Ahora todo el mundo está puesto para eso, excepto el hombre que va detrás de mí, pues ha encontrado a una nueva compañera de viaje que le sonríe, y le explica que está cansada, que está en ayunas desde antes de la siete de la mañana, que viene del hospital…

¿Trabajas en el hospital? «No, me estaba haciendo análisis. Estoy enferma». ¿Enferma usted? No, ¡qué va! Yo soy doctor y le veo por encima de la ropa que usted está entera, asegura el mismo que venía diciéndole improperios a la que permanece al lado mío tiesa, sin chistar. «Ay, gracias. Estoy operada y casi termino con los sueros», responde la halagada en un tono que no sé si es seductor o agradecido, porque la batalla por la velocidad de la guagua continúa.

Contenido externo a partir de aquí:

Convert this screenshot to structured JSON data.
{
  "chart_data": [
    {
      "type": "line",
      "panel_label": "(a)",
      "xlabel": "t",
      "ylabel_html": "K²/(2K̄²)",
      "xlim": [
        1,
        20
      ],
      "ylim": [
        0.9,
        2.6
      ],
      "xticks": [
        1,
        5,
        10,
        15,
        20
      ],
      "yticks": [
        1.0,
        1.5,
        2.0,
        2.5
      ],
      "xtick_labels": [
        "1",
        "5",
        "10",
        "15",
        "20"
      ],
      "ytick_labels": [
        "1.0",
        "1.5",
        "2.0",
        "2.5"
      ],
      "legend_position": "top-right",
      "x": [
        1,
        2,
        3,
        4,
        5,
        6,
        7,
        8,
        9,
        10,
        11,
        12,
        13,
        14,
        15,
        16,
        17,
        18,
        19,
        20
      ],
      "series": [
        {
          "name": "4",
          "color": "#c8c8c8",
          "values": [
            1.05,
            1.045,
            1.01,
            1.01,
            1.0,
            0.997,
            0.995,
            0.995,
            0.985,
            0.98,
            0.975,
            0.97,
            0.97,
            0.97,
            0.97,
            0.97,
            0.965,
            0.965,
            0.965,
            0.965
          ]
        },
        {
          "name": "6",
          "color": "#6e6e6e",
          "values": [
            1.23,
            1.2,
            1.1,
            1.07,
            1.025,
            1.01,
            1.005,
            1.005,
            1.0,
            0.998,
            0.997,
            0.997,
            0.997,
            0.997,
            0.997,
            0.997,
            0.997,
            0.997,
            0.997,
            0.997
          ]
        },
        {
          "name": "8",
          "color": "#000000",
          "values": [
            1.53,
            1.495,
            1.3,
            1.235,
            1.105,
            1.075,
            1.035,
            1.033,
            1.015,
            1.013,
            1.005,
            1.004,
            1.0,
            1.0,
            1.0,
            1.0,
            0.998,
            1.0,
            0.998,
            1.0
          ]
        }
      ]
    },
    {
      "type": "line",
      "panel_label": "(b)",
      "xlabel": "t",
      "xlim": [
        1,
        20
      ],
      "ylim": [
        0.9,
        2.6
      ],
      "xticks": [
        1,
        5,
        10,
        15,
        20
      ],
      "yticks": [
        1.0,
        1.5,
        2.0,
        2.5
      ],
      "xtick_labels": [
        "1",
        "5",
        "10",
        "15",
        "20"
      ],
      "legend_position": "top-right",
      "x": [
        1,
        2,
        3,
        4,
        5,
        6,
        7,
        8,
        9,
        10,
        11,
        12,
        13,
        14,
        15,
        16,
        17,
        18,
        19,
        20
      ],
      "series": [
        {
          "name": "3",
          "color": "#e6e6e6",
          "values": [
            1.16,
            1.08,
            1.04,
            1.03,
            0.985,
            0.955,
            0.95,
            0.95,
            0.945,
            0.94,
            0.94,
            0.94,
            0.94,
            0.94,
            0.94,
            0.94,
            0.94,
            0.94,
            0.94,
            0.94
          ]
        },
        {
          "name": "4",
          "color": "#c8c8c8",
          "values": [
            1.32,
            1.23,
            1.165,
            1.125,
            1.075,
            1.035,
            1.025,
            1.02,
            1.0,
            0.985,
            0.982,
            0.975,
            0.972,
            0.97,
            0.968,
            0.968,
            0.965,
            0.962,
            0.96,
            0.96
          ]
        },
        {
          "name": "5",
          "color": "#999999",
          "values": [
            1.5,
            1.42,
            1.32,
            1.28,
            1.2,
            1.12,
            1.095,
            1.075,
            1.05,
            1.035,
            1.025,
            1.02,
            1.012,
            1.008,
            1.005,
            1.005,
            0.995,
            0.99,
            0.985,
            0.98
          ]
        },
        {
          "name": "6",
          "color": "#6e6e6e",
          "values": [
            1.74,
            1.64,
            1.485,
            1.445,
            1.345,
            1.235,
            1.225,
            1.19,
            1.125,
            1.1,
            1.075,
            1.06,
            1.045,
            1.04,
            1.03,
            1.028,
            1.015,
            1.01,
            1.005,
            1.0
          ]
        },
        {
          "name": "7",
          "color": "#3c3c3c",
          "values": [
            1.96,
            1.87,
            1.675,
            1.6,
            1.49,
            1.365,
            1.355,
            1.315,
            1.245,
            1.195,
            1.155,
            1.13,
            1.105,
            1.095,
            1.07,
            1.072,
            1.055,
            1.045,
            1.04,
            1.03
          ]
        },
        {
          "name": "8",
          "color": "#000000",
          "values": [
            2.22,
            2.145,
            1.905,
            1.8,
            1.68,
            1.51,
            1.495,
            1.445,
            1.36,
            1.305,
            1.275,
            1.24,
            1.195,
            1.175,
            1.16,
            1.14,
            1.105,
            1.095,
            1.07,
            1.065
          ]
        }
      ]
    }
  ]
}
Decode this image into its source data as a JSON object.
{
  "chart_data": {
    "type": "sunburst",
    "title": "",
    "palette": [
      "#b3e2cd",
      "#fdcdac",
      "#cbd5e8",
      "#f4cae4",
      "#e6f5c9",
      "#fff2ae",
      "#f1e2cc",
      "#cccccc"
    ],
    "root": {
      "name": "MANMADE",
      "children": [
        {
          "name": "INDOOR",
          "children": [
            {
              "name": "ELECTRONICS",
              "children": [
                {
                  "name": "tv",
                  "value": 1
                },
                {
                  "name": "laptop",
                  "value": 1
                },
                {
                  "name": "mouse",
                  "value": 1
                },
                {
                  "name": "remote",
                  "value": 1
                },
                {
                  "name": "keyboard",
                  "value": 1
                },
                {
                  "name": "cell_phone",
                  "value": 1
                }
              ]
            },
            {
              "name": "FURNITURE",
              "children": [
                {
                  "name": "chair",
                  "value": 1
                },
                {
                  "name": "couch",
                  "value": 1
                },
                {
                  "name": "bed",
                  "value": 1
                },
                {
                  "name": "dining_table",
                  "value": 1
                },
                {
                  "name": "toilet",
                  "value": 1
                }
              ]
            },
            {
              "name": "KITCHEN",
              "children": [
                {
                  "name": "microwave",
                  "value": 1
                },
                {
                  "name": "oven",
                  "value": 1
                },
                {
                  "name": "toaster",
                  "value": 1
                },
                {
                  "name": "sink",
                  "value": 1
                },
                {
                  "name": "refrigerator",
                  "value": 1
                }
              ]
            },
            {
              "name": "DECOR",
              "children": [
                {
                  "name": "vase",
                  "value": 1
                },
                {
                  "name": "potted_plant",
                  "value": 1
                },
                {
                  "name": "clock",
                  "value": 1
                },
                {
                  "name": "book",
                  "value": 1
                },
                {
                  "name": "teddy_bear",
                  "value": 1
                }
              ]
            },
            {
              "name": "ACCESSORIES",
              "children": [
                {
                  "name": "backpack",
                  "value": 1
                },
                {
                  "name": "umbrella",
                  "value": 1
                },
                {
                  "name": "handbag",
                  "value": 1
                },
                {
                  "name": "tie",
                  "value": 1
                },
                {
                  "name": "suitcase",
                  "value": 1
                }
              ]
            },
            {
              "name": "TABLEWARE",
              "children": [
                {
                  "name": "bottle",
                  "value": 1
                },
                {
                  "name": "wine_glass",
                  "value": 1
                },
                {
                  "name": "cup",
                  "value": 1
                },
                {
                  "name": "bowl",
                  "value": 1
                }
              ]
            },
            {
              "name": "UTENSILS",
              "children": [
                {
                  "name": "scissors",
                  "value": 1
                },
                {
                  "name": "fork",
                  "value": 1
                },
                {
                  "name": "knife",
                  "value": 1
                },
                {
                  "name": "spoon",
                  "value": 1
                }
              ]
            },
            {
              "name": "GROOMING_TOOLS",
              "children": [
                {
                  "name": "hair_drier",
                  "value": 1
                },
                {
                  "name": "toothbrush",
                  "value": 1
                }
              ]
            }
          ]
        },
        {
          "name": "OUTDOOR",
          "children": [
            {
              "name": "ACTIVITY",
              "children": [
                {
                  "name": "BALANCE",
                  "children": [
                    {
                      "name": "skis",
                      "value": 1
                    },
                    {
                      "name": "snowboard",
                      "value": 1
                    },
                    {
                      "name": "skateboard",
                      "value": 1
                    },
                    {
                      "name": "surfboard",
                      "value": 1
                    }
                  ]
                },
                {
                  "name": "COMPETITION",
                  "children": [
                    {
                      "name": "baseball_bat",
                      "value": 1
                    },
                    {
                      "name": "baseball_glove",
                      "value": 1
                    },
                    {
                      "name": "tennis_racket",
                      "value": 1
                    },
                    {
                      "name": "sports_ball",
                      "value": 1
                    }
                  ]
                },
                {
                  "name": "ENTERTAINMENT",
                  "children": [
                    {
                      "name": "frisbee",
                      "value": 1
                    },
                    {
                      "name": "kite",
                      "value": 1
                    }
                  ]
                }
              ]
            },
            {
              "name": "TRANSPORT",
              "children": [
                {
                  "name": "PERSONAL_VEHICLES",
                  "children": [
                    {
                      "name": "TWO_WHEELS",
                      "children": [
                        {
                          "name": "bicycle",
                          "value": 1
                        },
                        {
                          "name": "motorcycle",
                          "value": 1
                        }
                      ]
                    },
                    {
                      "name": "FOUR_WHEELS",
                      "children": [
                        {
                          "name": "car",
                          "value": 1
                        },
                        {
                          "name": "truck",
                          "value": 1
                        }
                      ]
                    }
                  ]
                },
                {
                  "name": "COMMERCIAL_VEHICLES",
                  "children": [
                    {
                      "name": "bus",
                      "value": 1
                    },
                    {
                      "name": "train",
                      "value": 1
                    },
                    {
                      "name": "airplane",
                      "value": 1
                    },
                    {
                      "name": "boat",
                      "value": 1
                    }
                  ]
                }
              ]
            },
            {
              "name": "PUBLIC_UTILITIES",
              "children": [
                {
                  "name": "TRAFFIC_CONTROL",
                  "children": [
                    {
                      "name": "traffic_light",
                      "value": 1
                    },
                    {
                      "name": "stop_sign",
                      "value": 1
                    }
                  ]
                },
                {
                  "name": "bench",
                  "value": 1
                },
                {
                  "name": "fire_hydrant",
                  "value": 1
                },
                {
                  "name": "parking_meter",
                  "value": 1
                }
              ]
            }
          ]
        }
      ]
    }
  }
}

Entonces intento compartir mi sentido auditivo entre la lentitud del ómnibus que va dejando Ayestarán, pero se detiene y el chofer le grita, más que a la mujer que se apura, a la gente que le protestó por lo del semáforo: «No corra que no hay apuro», y la historia que ha empezado a contar el hombre detrás de mí, sobre su padecimiento y cómo se curó, y el poder de la mente y la fe en Dios y usted va a ver cómo se cura. Y la mujer: «Gracias, muchas gracias». Y él: Permiso, que me quedo. Buena suerte, cuídese mucho. Y ella sumamente agradecida de quien le ha arreglado el día.

Tengo ganas de mirar a la agraviada que viene al lado mío, pero no. Hay que respetar el sentimiento ajeno. Vamos acercándonos a la Ciudad Deportiva y noto que la guagua ha retomado la velocidad. Ya casi me quedo. El ómnibus se detiene, bajo y me alejo pensando —¡otra vez pensando!— en la vida que viaja en una guagua.